Life is really unpredictable; you don’t know if you’ll have a job at the end of the day or if you’ll get into a car accident on your way to the office. For the most part these things don’t happen very often but they do happen from time to time. Being monetarily unprepared for emergencies can make these life moments that much more challenging and stressful.
For most people this translates into having savings set aside for the “just in case”. Some people call these an emergency fund; I’ve even been reading a blog (Matt’s Money Blog) that is dedicated to building up such an emergency fund. Personally I don’t have a proper emergency fund or savings set up. I’m in the process of saving for a wedding so if something really pressing comes up I can lean on this money even though it’s not earmarked for that. This money is a start because in the past I was literally going from paycheck to paycheck which would have made any kind of unexpected expenditure rather impossible.

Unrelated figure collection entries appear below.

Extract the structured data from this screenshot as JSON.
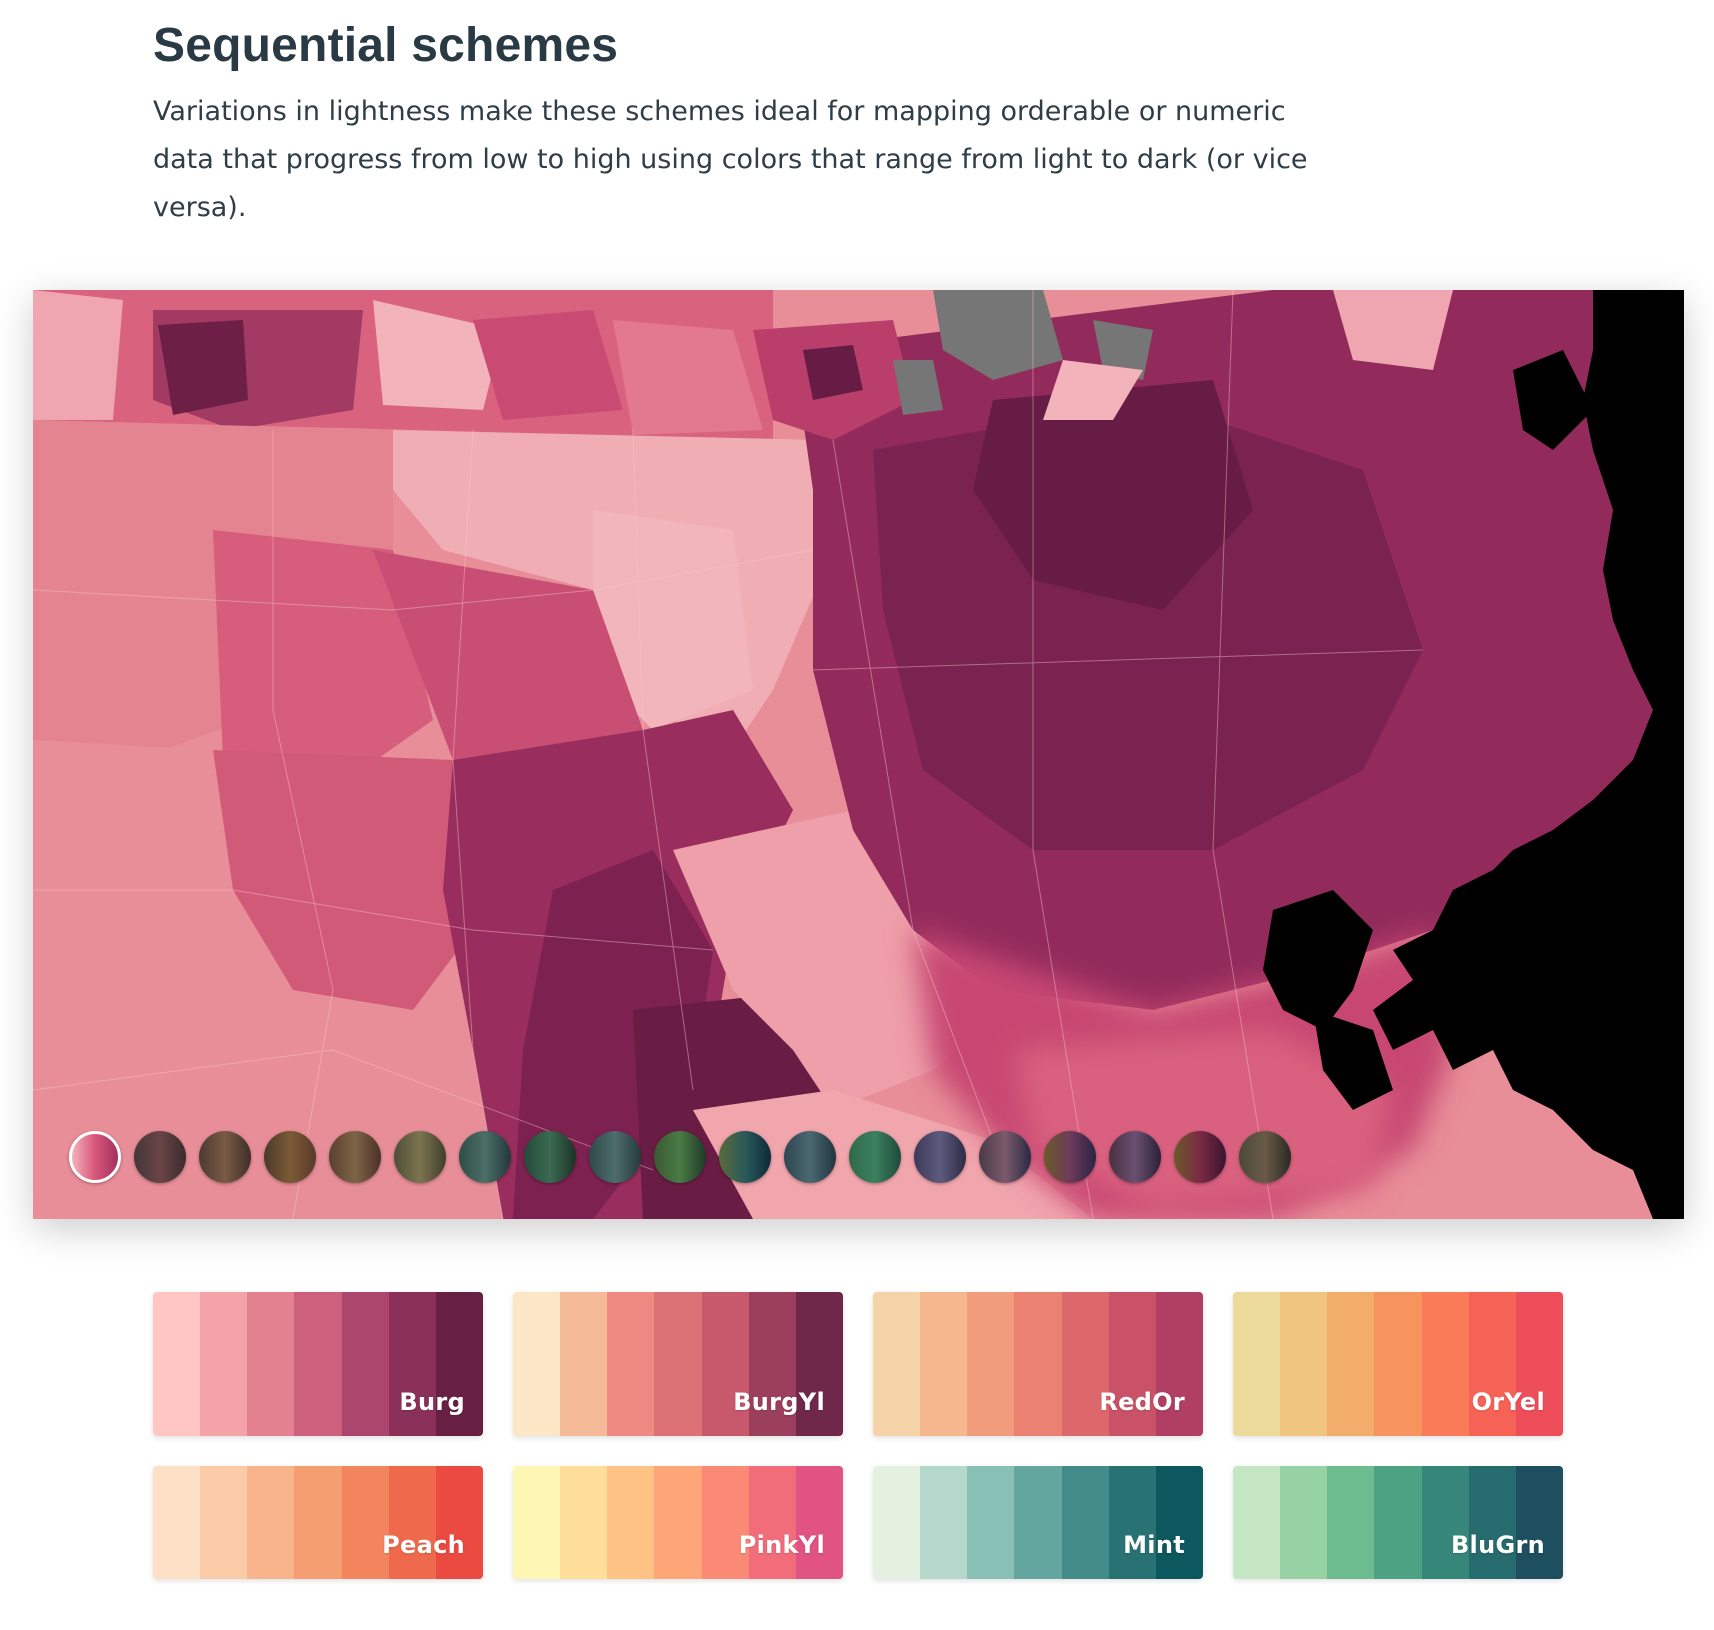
{
  "section": {
    "title": "Sequential schemes",
    "description": "Variations in lightness make these schemes ideal for mapping orderable or numeric data that progress from low to high using colors that range from light to dark (or vice versa)."
  },
  "map": {
    "selected_scheme": "Burg",
    "ocean_color": "#000000",
    "missing_data_color": "#767676",
    "swatches": [
      {
        "colors": [
          "#f3b3bb",
          "#d9567a",
          "#a1305f"
        ],
        "selected": true
      },
      {
        "colors": [
          "#453538",
          "#6a4547",
          "#3a2a2c"
        ]
      },
      {
        "colors": [
          "#4d3a35",
          "#7a5a45",
          "#3e2f2a"
        ]
      },
      {
        "colors": [
          "#4a3a2a",
          "#7b5a36",
          "#5a3a2a"
        ]
      },
      {
        "colors": [
          "#5a4030",
          "#7e6446",
          "#4b3228"
        ]
      },
      {
        "colors": [
          "#4e4e36",
          "#7c7450",
          "#3e3e2a"
        ]
      },
      {
        "colors": [
          "#2e4e48",
          "#4c6e66",
          "#22383a"
        ]
      },
      {
        "colors": [
          "#254a3a",
          "#3a6a50",
          "#1c3328"
        ]
      },
      {
        "colors": [
          "#2e4a48",
          "#4e6c6c",
          "#263a3e"
        ]
      },
      {
        "colors": [
          "#3a5a32",
          "#4a7a44",
          "#1e3a28"
        ]
      },
      {
        "colors": [
          "#5a6a3a",
          "#2a5a5a",
          "#0e2a3a"
        ]
      },
      {
        "colors": [
          "#2e4652",
          "#4a6870",
          "#223440"
        ]
      },
      {
        "colors": [
          "#2e6a4a",
          "#3c8060",
          "#1e4a3a"
        ]
      },
      {
        "colors": [
          "#3c3a58",
          "#5e5a7e",
          "#2c2c44"
        ]
      },
      {
        "colors": [
          "#4a3a4a",
          "#7a5a6a",
          "#2a2a44"
        ]
      },
      {
        "colors": [
          "#6a5a2a",
          "#6e3a5a",
          "#2a2444"
        ]
      },
      {
        "colors": [
          "#4a3040",
          "#6a5070",
          "#2a2038"
        ]
      },
      {
        "colors": [
          "#6a5a2a",
          "#7a2a44",
          "#3a1430"
        ]
      },
      {
        "colors": [
          "#4a4a38",
          "#6a5a48",
          "#2a2a24"
        ]
      }
    ]
  },
  "schemes": [
    {
      "name": "Burg",
      "colors": [
        "#ffc6c4",
        "#f4a3a8",
        "#e38191",
        "#cc607d",
        "#ad466c",
        "#8b3058",
        "#672044"
      ]
    },
    {
      "name": "BurgYl",
      "colors": [
        "#fbe6c5",
        "#f5ba98",
        "#ee8a82",
        "#dc7176",
        "#c8586c",
        "#9c3f5d",
        "#70284a"
      ]
    },
    {
      "name": "RedOr",
      "colors": [
        "#f6d2a9",
        "#f5b78e",
        "#f19c7c",
        "#ea8171",
        "#dd686c",
        "#ca5268",
        "#b13f64"
      ]
    },
    {
      "name": "OrYel",
      "colors": [
        "#ecda9a",
        "#efc47e",
        "#f3ad6a",
        "#f7945d",
        "#f97b57",
        "#f66356",
        "#ee4d5a"
      ]
    },
    {
      "name": "Peach",
      "colors": [
        "#fde0c5",
        "#facba6",
        "#f8b58b",
        "#f59e72",
        "#f2855d",
        "#ef6a4c",
        "#eb4a40"
      ]
    },
    {
      "name": "PinkYl",
      "colors": [
        "#fef6b5",
        "#ffdd9a",
        "#ffc285",
        "#ffa679",
        "#fa8a76",
        "#f16d7a",
        "#e15383"
      ]
    },
    {
      "name": "Mint",
      "colors": [
        "#e4f1e1",
        "#b4d9cc",
        "#89c0b6",
        "#63a6a0",
        "#448c8a",
        "#287274",
        "#0d585f"
      ]
    },
    {
      "name": "BluGrn",
      "colors": [
        "#c4e6c3",
        "#96d2a4",
        "#6dbc90",
        "#4da284",
        "#36877a",
        "#266b6e",
        "#1d4f60"
      ]
    }
  ]
}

I’ve heard many recommendations on what your savings or emergency fund should be ranging from setting aside 10% of your pay forever more to having 3 months of living expenses always available. Now for some people this isn’t realistic, heck it’s unrealistic for me and I’m no longer scrambling from pay to pay. But I have been setting aside $50 per pay; I’ve now got $1400 set aside. I’ve been putting the money into a mutual fund instead of leaving it in my bank (can’t spend it if I don’t see it in my bank account). It’s a silly little trick but it’s been working.

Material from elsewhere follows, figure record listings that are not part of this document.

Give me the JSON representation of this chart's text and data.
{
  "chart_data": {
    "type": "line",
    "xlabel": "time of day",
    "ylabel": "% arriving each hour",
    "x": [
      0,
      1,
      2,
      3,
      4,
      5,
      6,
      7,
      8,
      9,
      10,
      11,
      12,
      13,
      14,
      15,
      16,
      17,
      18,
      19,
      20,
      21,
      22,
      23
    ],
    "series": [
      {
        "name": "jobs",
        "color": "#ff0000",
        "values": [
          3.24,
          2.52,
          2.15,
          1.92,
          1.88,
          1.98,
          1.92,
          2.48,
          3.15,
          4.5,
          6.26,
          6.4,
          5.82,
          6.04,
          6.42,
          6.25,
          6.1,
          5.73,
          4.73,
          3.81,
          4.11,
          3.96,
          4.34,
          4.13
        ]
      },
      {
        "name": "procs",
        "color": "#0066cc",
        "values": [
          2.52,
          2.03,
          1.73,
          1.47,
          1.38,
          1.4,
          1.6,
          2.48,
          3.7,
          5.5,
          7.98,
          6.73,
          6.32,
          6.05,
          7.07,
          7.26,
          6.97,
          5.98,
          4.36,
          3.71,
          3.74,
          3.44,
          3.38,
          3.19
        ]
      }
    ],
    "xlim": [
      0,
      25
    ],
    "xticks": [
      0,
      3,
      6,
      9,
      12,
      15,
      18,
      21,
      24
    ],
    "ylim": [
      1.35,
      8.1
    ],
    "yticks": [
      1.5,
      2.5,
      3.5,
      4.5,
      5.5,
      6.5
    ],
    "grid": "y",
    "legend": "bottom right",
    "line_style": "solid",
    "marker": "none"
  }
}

The benefits of having money saved up in an emergency fund far outweigh having to deal with the curveballs life throws you without it. Don’t be too secure in your position in life to think that something like loosing your job can’t happen to you and that an emergency fund is a waste of time. You have to remember that huge portions of your life are in some way beyond your control. I’m not trying to spread doom and gloom because most of the time everything is alright; but once in a while something comes along that puts additional financial pressure on you, this is where being ready for emergencies comes in.
If you’re ready for life’s little road bumps, something like your car breaking down doesn’t become a serious stress issue.